Conversations with all my new friends and mentors have been strained too. You young readers like me would be shocked to know how boy-crazy older women are. I kind of always assumed that women over 30 were frigid and men over 30 who weren't frigid chase girls my age. Don't laugh, I'm eighteen and grew up Catholic. Sex was something filthy and wrong that you did with the least repugnant partner around because Jesus cried if you didn't have children. But I'll be damned if the ladies I live with aren't just as eager for male attention as any het girl my age. And it's always assumed that I bat for that team. It's always "What kind of boys do you like?" or "Haven't you had any boyfriends?" or "Be careful now not to let the wrong kind of man ruin your life!" I blame my luscious flowing hair and my taste for pretty dresses. I don't look like a lesbian, but this is what a lesbian looks like.

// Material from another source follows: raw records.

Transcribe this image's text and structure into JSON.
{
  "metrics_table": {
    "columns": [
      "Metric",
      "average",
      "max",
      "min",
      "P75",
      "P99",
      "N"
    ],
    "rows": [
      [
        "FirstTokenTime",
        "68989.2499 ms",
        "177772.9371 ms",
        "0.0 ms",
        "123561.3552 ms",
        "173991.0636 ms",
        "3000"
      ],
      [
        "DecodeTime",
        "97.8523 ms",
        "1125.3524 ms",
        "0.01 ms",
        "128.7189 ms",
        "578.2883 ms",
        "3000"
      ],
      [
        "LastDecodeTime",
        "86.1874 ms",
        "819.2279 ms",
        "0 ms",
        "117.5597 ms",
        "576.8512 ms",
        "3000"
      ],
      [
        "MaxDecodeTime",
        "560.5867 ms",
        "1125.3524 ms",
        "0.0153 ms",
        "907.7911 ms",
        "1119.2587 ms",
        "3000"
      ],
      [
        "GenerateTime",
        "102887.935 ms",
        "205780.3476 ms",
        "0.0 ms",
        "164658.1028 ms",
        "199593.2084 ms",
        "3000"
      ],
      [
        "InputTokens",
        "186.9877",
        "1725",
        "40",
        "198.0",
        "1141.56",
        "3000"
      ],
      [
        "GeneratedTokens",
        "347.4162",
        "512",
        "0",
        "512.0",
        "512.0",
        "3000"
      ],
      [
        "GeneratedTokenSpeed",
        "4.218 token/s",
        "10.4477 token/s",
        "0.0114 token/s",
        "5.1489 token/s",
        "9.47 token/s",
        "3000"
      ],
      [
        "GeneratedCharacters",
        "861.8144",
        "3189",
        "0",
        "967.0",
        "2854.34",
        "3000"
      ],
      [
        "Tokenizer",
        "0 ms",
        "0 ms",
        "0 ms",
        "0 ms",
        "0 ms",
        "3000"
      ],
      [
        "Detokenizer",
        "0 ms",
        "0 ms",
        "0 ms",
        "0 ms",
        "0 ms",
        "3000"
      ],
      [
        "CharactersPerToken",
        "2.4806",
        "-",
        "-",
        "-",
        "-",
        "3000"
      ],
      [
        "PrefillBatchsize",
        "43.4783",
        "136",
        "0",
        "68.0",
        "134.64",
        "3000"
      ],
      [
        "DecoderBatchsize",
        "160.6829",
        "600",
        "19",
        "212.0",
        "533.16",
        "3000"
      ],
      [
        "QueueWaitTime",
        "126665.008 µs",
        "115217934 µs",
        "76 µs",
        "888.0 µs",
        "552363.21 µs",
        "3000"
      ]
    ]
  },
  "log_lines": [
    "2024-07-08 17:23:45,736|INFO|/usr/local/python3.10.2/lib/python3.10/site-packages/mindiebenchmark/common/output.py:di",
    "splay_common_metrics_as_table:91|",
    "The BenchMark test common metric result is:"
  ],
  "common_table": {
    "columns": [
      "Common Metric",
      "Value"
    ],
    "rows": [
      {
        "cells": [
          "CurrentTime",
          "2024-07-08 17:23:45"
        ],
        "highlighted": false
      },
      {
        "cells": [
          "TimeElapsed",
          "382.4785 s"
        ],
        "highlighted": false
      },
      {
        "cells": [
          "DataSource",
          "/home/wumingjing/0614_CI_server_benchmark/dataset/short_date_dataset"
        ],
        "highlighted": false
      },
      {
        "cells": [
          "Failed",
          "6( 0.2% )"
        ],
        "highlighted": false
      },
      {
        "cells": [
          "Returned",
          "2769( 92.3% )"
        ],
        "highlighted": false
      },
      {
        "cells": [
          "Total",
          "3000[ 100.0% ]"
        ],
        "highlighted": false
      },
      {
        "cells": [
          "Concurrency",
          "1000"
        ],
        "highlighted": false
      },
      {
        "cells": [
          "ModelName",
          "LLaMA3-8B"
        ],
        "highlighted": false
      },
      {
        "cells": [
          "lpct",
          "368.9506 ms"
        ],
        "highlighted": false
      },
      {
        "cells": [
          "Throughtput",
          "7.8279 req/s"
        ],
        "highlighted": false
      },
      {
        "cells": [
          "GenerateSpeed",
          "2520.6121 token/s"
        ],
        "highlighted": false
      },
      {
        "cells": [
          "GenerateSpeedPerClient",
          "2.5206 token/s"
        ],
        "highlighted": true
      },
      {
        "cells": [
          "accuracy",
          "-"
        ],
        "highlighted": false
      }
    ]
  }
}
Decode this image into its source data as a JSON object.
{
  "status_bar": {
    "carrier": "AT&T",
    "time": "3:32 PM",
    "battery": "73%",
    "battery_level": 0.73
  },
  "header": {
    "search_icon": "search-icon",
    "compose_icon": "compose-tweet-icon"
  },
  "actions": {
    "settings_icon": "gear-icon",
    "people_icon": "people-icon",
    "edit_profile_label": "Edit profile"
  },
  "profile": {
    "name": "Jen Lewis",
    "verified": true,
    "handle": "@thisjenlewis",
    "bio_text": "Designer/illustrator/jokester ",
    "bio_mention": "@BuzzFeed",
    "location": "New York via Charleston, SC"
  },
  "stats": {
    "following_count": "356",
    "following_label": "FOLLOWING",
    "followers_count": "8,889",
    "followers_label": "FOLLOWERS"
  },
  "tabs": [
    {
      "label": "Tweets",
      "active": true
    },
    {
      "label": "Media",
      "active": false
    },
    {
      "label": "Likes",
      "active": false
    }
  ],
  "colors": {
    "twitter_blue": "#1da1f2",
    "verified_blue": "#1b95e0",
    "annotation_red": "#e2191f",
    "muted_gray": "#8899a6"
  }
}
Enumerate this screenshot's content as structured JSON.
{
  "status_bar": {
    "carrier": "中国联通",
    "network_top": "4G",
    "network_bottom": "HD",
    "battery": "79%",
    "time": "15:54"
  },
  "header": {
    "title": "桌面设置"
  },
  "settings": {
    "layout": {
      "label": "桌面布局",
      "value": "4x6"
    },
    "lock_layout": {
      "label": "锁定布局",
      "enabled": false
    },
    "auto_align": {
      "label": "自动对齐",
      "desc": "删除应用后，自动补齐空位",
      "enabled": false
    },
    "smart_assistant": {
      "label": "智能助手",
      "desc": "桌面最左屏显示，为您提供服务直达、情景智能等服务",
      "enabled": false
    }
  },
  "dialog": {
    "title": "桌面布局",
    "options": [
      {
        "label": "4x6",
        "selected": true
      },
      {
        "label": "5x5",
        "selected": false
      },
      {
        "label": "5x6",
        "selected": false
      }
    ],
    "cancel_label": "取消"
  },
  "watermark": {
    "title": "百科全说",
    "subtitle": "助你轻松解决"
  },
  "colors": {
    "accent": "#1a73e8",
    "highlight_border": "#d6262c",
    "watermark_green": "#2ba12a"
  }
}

The conspiratorial tone is what always makes me the saddest. "Men! Can't train them and can't strangle 'em!" We're a team. It's all of us comrades against Them, The Other, that strange alien creature that we pity and resent and combat and sometimes love. You're one of us, we'll protect you, we'll guide you, as long as you long for them. Being as young as I am, and in this situation, it's nice to be included and protected and advised. It's nice to laugh about the ways that men affect me as friends, adversaries, patriarchs, competitors, and mentors. But that last label, lover, cannot belong to the Other.

I try hard to be a good girl. I smile and wave and speak respectfully, I listen carefully even when I feel like a dead girl walking, I apologize quickly for my mistakes, thank readily for favors, and do all my assigned chores to the best of my ability. I do all this mostly because I genuinely like the people that I live with and it feels good to do good. But deep in my soul is the mad hope that if I work hard and be good and smile at the right times and try very, very hard, they'll forgive me for being different. When it happens again and everyone knows the truth (I've learned that it's not if, but when), maybe they'll remember how hard I tried, and they'll excuse my indiscretion of being homosexual in the here and now. I don't want them to endure me, or tolerate me. Tolerance is something allies talk about a lot, but it's such a hateful word. I don't want to be tolerated, I want to be loved.  If I'm hated, I want to be hated for what I do, not who I am. (For what I do, not who I do, if you will.)

Eventually you get the feeling that you couldn't possibly be one of those strange nameless half-remembered creatures with their hearts' compasses pointed the wrong way. It's like being locked in a pitch-black room for weeks with hundreds of blind people and trying to remember what the sky looks like. Enter "sexual disorientation": the feeling that you couldn't possibly be what you know yourself to be. I'm a woman, women like men, that's how the world works. Sometimes it's not that you're persecuted. There's no room for deviations like you. There's no such thing. How can I be something that doesn't exist? Defying societal norms is one thing. How can I defy nature?

But...on the other hand...girls. I really like girls. They are smooth and soft and smell nice.

Maybe I can find it in me to defy nature a few more times.